Nell’attesa dei camions, ci gettiamo sporchi e gocciolanti sul selciato della stazione. Sono le due, cinquantacinque gradi al sole, acqua non ce n’è, ma polvere in compenso molta, sospesa nell’aria, veicolo dell’altipiano.
Pochi giorni or sono a Parigi pioveva e il termometro segnava quindici gradi. Un bel salto. Qualche compagno soffre, io pure non godo. Ho sempre odiato il caldo e volontariamente mi arruolo in Aragona. Siamo pari, fascisti di casa. Voi l’Abissinia, noi l’Aragona.
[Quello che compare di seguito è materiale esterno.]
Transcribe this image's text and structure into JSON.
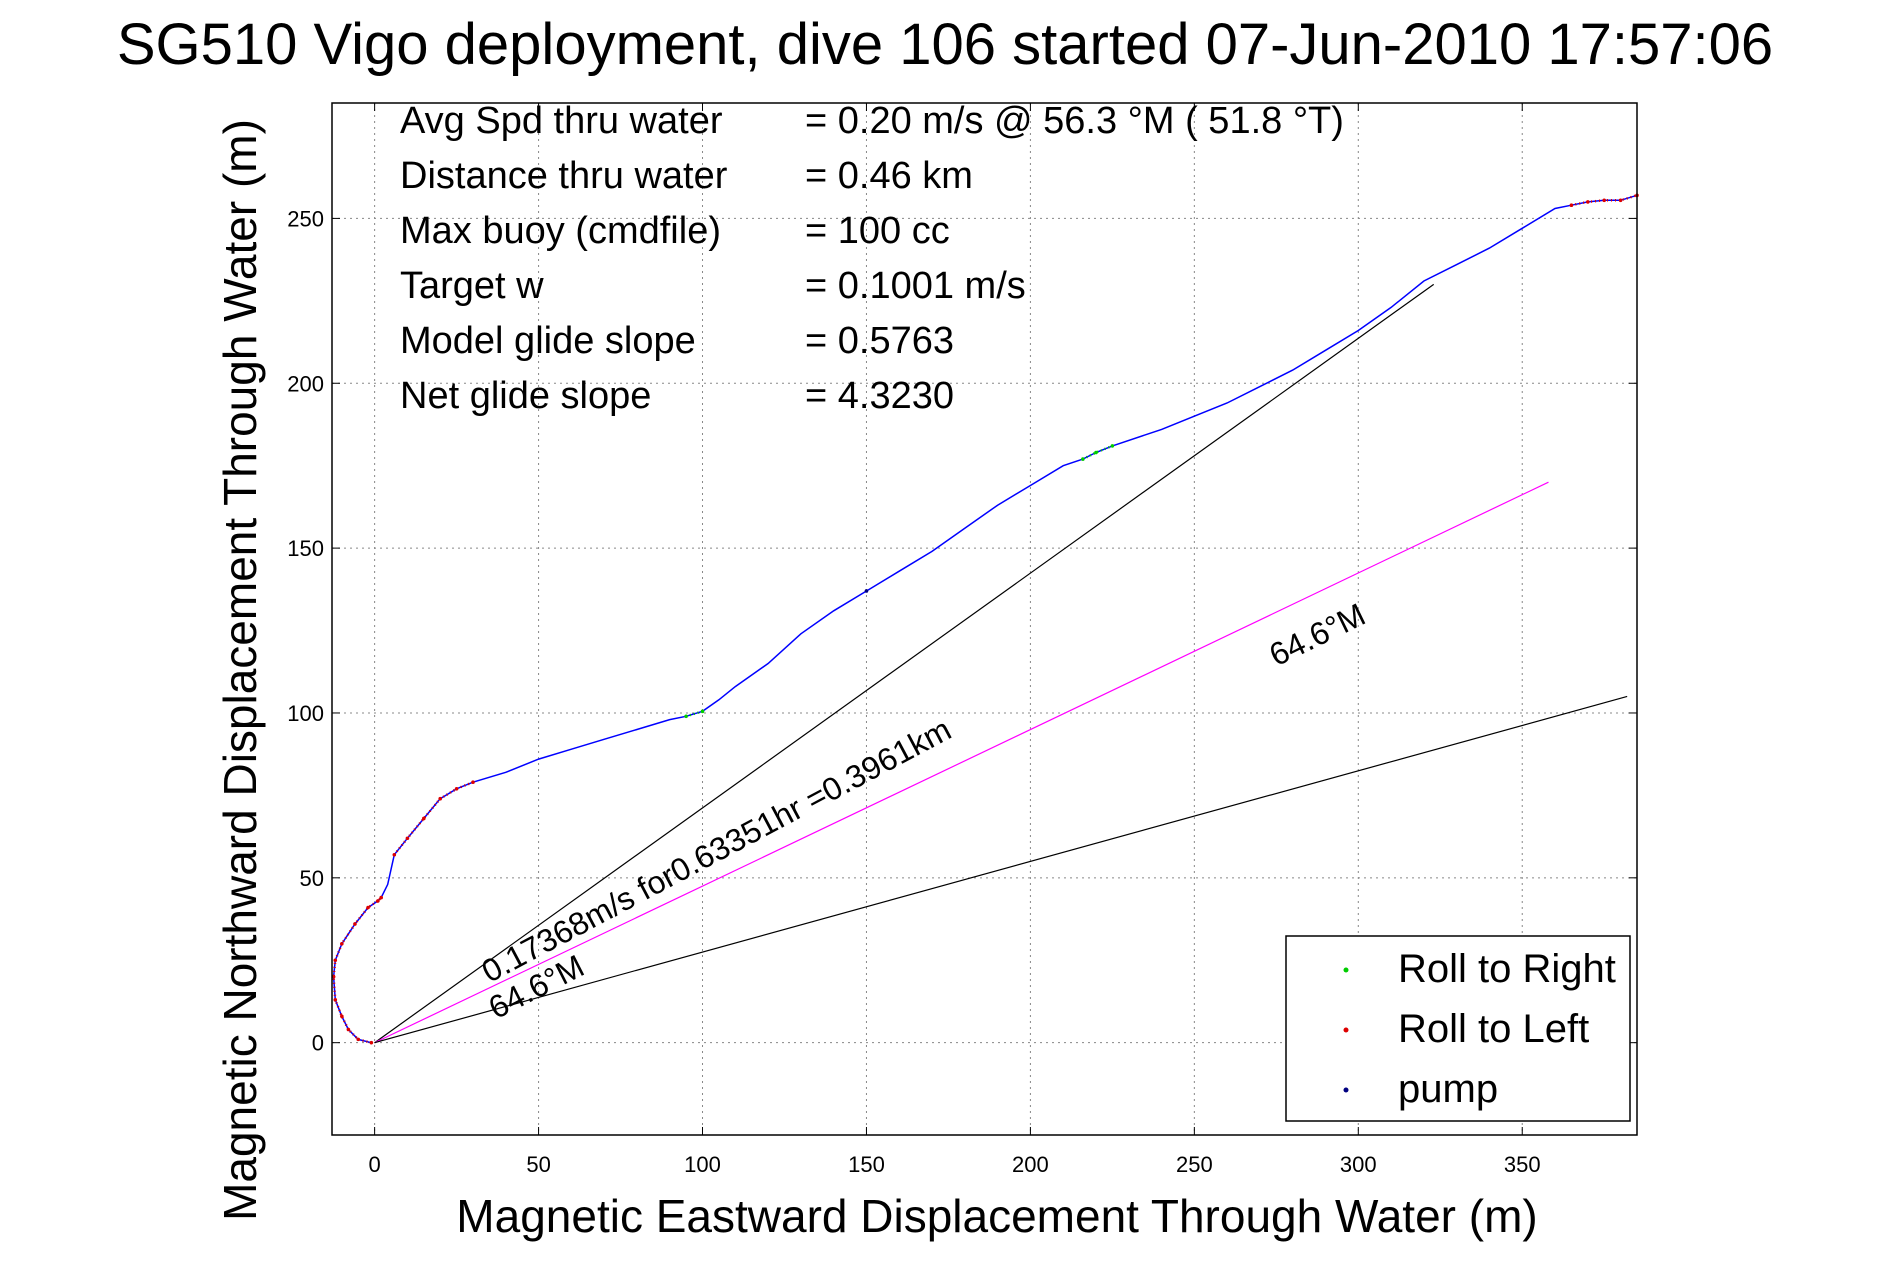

Parto in un camion, gremito, avvolto in una nube. Ma due dei tre camions si guastano immediatamente. Metà dei compagni dovranno proseguire a piedi per diciotto chilometri. Noi marceremo la sera, in una direzione vaga.
Attenzione al bivio: Huesca a destra. Vicien a sinistra. A Huesca ci sono i fascisti.
Procediamo lenti, a tentoni, in un alto silenzio. Dove sia il nemico e dove siano gli amici, non sappiamo. Abbiamo caricato il fucile. Una foltissima nube si avanza, carica di fetore. Un gregge.
Ogni tanto guazziamo nell’acqua di un ruscello che attraversa la strada.